Triiron ditin intermetallic

Identifiers
- CAS Number: 12382-38-6;
- 3D model (JSmol): Interactive image;
- PubChem CID: 71354756;
- CompTox Dashboard (EPA): DTXSID10779215;

Properties
- Chemical formula: Fe_{3}Sn·Sn

Structure
- Crystal structure: Kagome
- Space group: R3m
- Lattice constant: a = 5.338 Å, c = 19.789 Å hexagonal

Related compounds
- Related compounds: Fe_{3}Sn

= Triiron ditin intermetallic =

The compound with empirical formula Fe_{3}Sn_{2} is the first known kagome magnet. It is an intermetallic compound composed of iron (Fe) and tin (Sn), with alternating planes of Fe_{3}Sn and Sn.

==Preparation==
The iron-tin intermetallic forms at around 750 C and naturally assumes a kagome structure. Quenching in an ice bath then cools the material to room temperature without disrupting the atomic structure.

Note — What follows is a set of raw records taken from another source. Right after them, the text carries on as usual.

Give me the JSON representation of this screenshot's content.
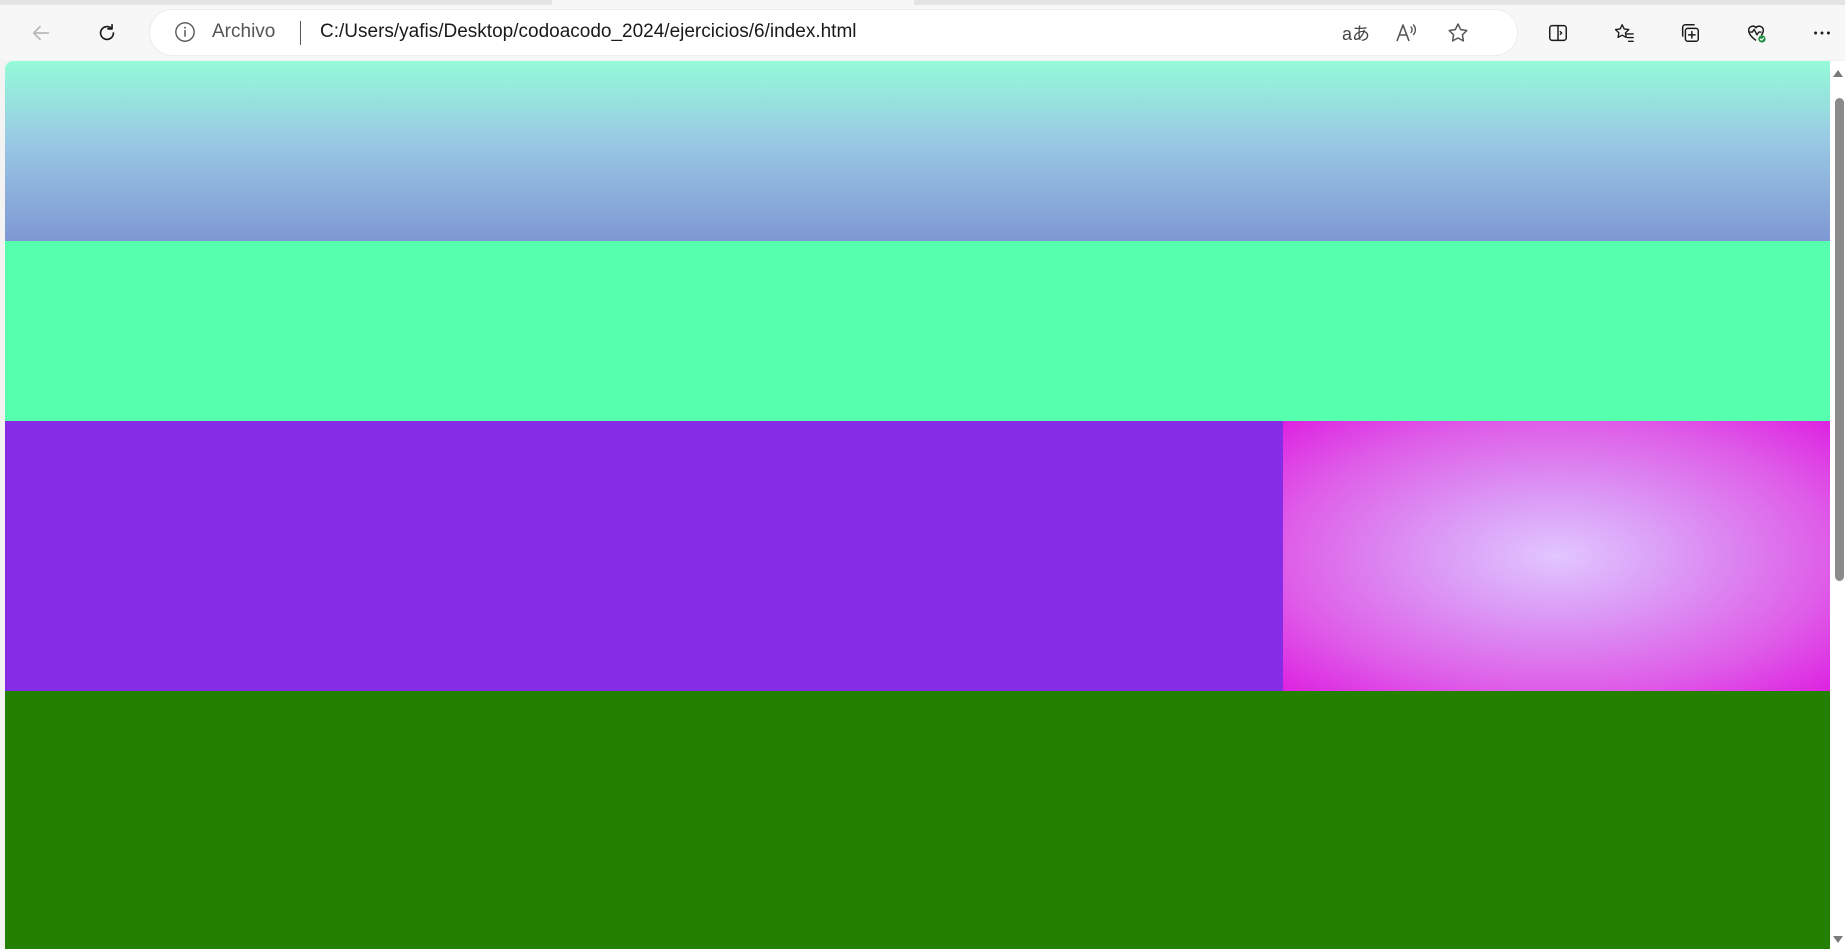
{
  "browser": {
    "security_label": "Archivo",
    "url": "C:/Users/yafis/Desktop/codoacodo_2024/ejercicios/6/index.html",
    "translate_glyph": "aあ",
    "toolbar_icons": [
      "back-icon",
      "refresh-icon",
      "info-icon",
      "translate-icon",
      "read-aloud-icon",
      "favorite-star-icon",
      "split-screen-icon",
      "favorites-icon",
      "collections-icon",
      "browser-essentials-icon",
      "more-menu-icon"
    ]
  },
  "page": {
    "colors": {
      "header_gradient": [
        "#94fbd8",
        "#99c8e4",
        "#7f98d3"
      ],
      "mint": "#55ffad",
      "purple": "#862ce6",
      "radial": [
        "#e1c6ff",
        "#dd22e1"
      ],
      "green": "#238000"
    }
  }
}
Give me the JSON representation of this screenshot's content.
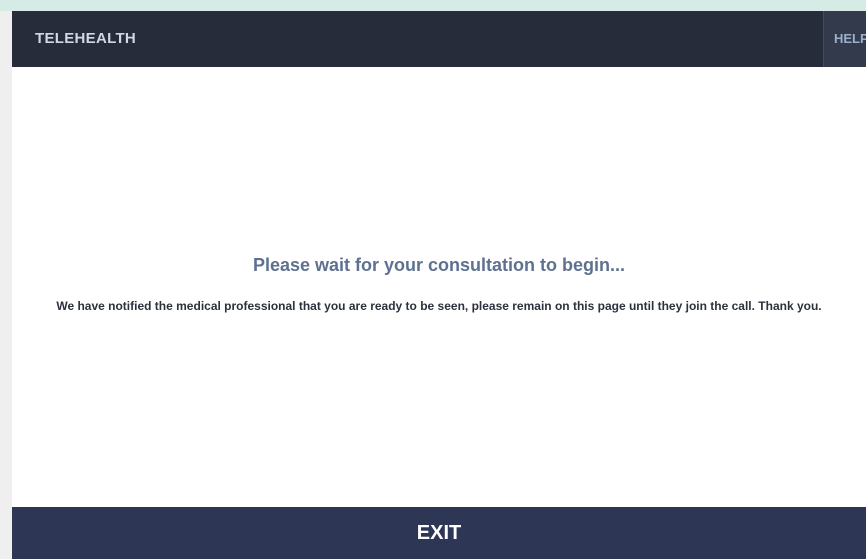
{
  "header": {
    "brand": "TELEHEALTH",
    "help_label": "HELP"
  },
  "main": {
    "title": "Please wait for your consultation to begin...",
    "message": "We have notified the medical professional that you are ready to be seen, please remain on this page until they join the call. Thank you."
  },
  "footer": {
    "exit_label": "EXIT"
  },
  "colors": {
    "header_bg": "#272c3a",
    "footer_bg": "#2d3655",
    "title_text": "#5e7190"
  }
}
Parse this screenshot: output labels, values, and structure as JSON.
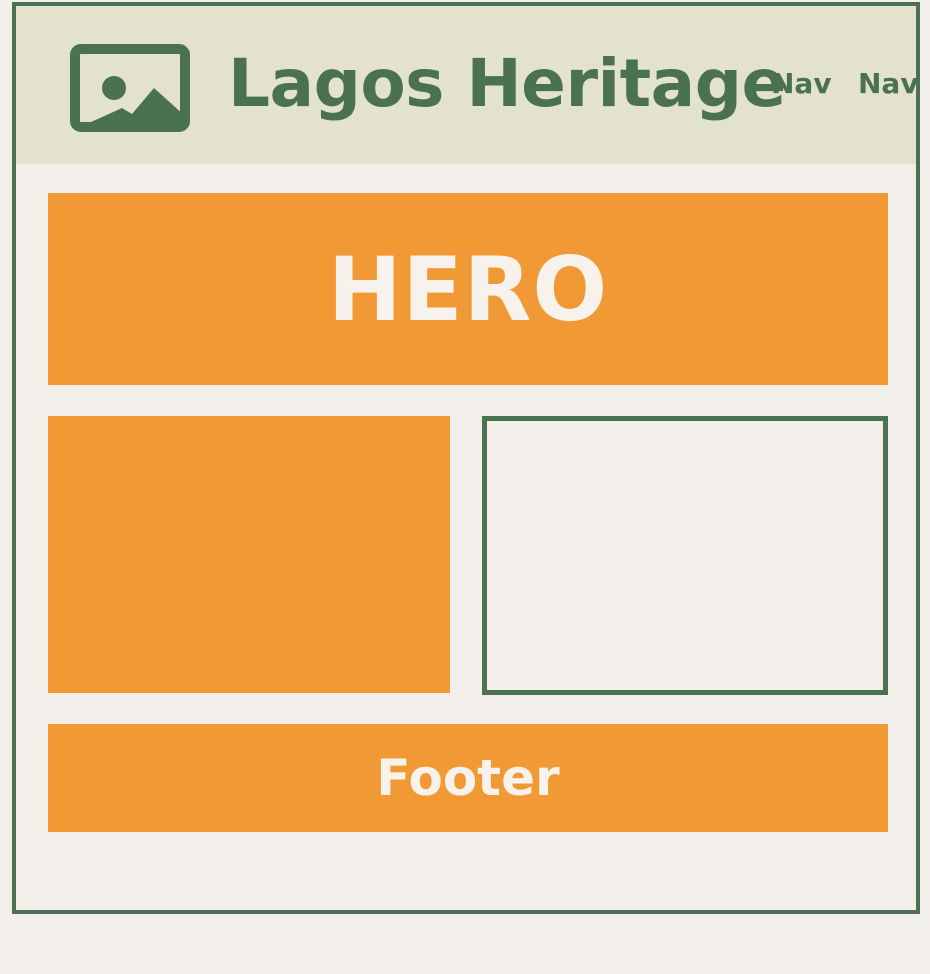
{
  "header": {
    "logo_icon": "image-placeholder-icon",
    "title": "Lagos Heritage",
    "nav": [
      "Nav",
      "Nav"
    ]
  },
  "hero": {
    "label": "HERO"
  },
  "footer": {
    "label": "Footer"
  },
  "colors": {
    "primary_green": "#4a7251",
    "accent_orange": "#f19934",
    "header_bg": "#e3e2cf",
    "page_bg": "#f2efea"
  }
}
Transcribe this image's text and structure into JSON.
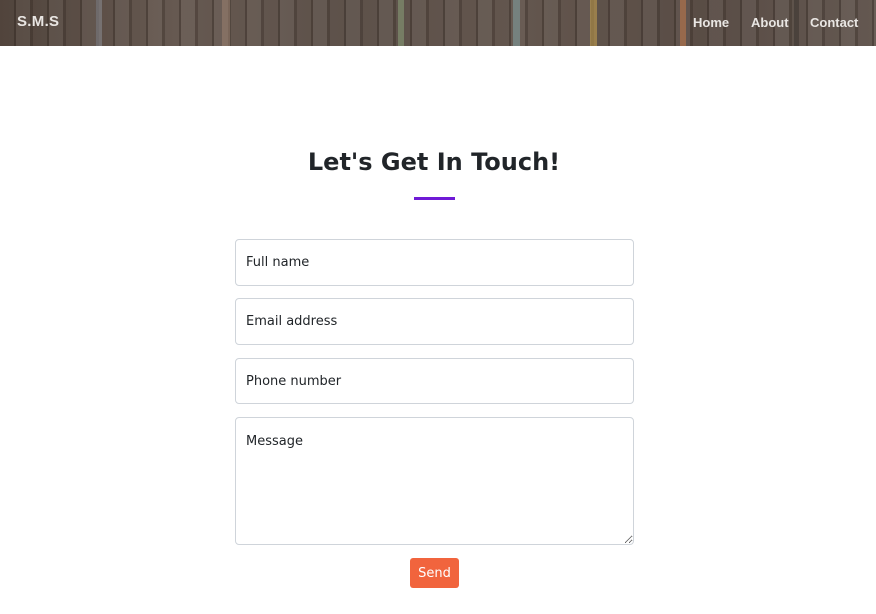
{
  "navbar": {
    "brand": "S.M.S",
    "links": [
      "Home",
      "About",
      "Contact"
    ]
  },
  "contact": {
    "heading": "Let's Get In Touch!",
    "accent_color": "#6f1ad6",
    "fields": {
      "name_placeholder": "Full name",
      "email_placeholder": "Email address",
      "phone_placeholder": "Phone number",
      "message_placeholder": "Message"
    },
    "send_label": "Send",
    "send_color": "#f1643d"
  }
}
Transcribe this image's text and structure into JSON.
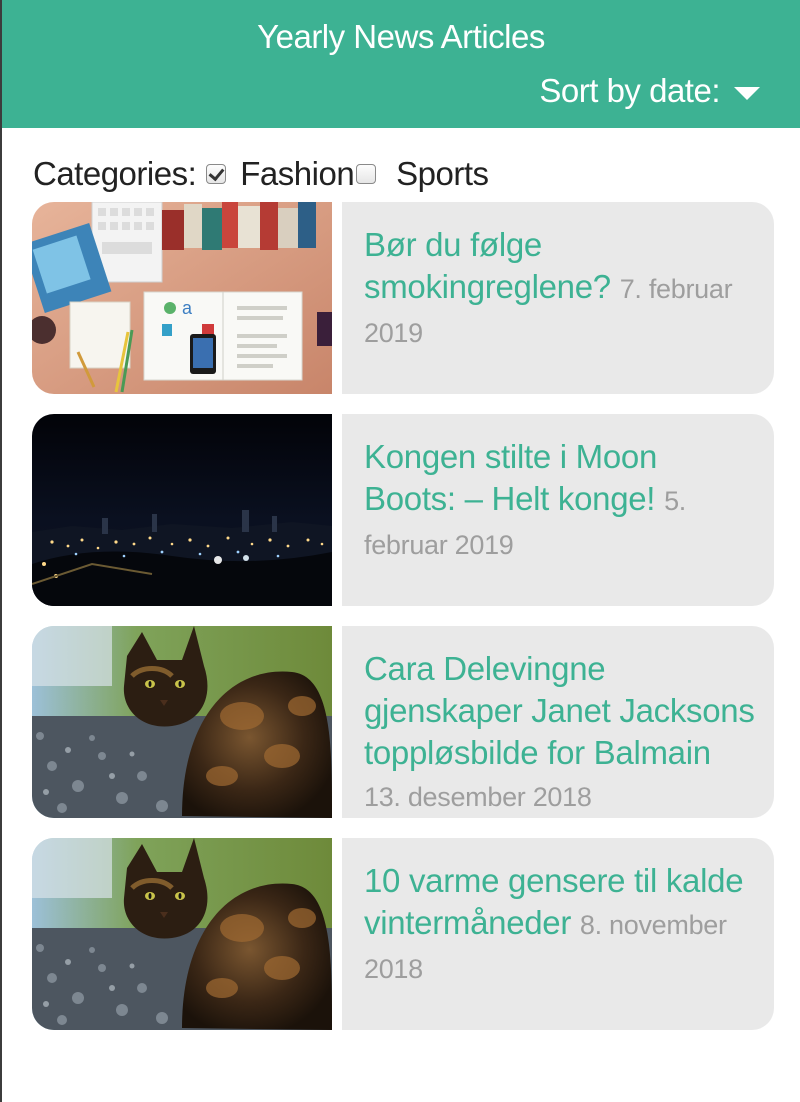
{
  "header": {
    "title": "Yearly News Articles",
    "sort_label": "Sort by date:"
  },
  "filters": {
    "label": "Categories:",
    "options": [
      {
        "label": "Fashion",
        "checked": true
      },
      {
        "label": "Sports",
        "checked": false
      }
    ]
  },
  "articles": [
    {
      "title": "Bør du følge smokingreglene?",
      "date": "7. februar 2019",
      "image": "desk-workspace-photo"
    },
    {
      "title": "Kongen stilte i Moon Boots: – Helt konge!",
      "date": "5. februar 2019",
      "image": "city-night-skyline-photo"
    },
    {
      "title": "Cara Delevingne gjenskaper Janet Jacksons toppløsbilde for Balmain",
      "date": "13. desember 2018",
      "image": "tortoiseshell-cat-photo"
    },
    {
      "title": "10 varme gensere til kalde vintermåneder",
      "date": "8. november 2018",
      "image": "tortoiseshell-cat-photo"
    }
  ],
  "colors": {
    "accent": "#3db293",
    "card_bg": "#e9e9e9",
    "date_text": "#9e9e9e"
  }
}
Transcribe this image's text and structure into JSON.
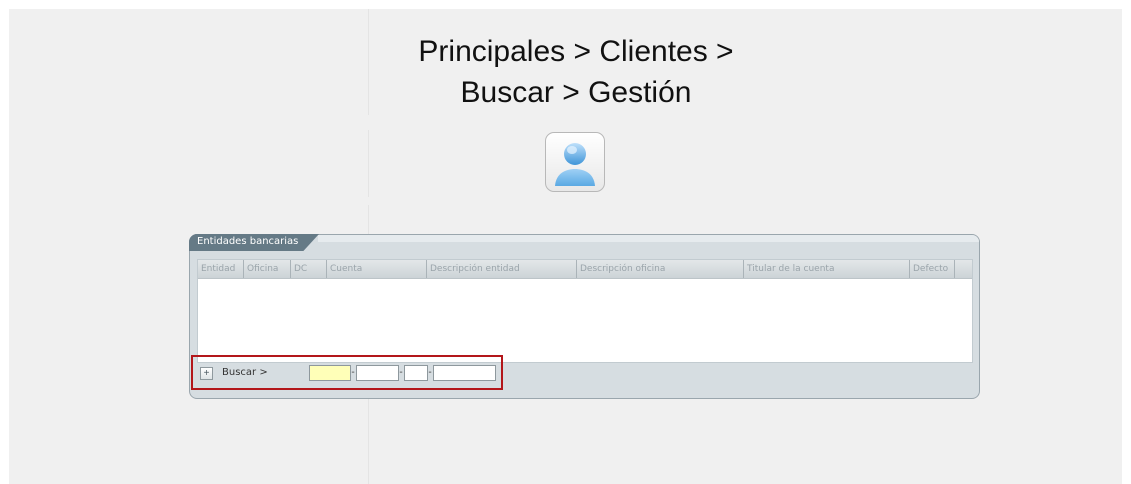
{
  "breadcrumb": {
    "line1": "Principales > Clientes >",
    "line2": "Buscar > Gestión"
  },
  "client_button": {
    "icon": "user-avatar-icon"
  },
  "panel": {
    "title": "Entidades bancarias",
    "columns": [
      "Entidad",
      "Oficina",
      "DC",
      "Cuenta",
      "Descripción entidad",
      "Descripción oficina",
      "Titular de la cuenta",
      "Defecto"
    ],
    "rows": [],
    "footer": {
      "add_icon": "plus-icon",
      "add_symbol": "+",
      "search_label": "Buscar >",
      "separator": "-",
      "fields": [
        {
          "name": "entidad",
          "value": ""
        },
        {
          "name": "oficina",
          "value": ""
        },
        {
          "name": "dc",
          "value": ""
        },
        {
          "name": "cuenta",
          "value": ""
        }
      ]
    }
  },
  "colors": {
    "panel_bg": "#d6dde1",
    "tab_bg": "#657a86",
    "active_field": "#ffffb8",
    "highlight": "#b3161a"
  }
}
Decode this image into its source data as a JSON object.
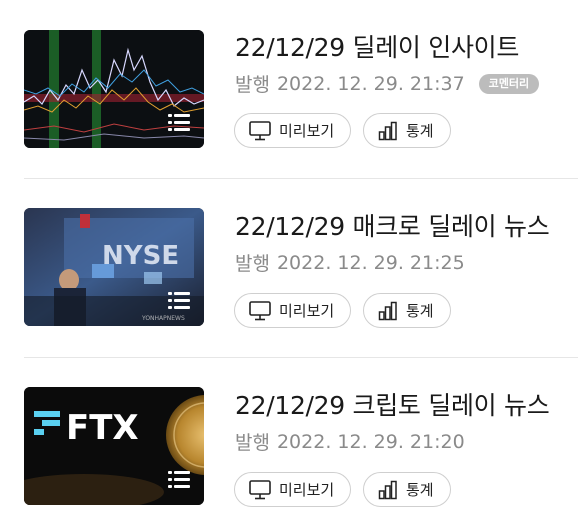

== Electronic structure ==
The compound's band structure exhibits a double Dirac cone, enabling Dirac fermions. A 30 meV gap separates the cones, which indicates the quantum Hall effect and massive Dirac fermions. Close measurement of the Fermi surface via the de Haas-van Alphen effect suggests that the massive fermions also exhibit Kane-Mele-type spin-orbit coupling.

Fe_{3}Sn_{2} can also host magnetic skyrmions, but these typically require high magnetic fields to nucleate. For samples with a small (but nonzero) thickness gradient, only a small-amplitude (5-10 mT), direction-variant magnetic field suffices to nucleate the quasiparticles.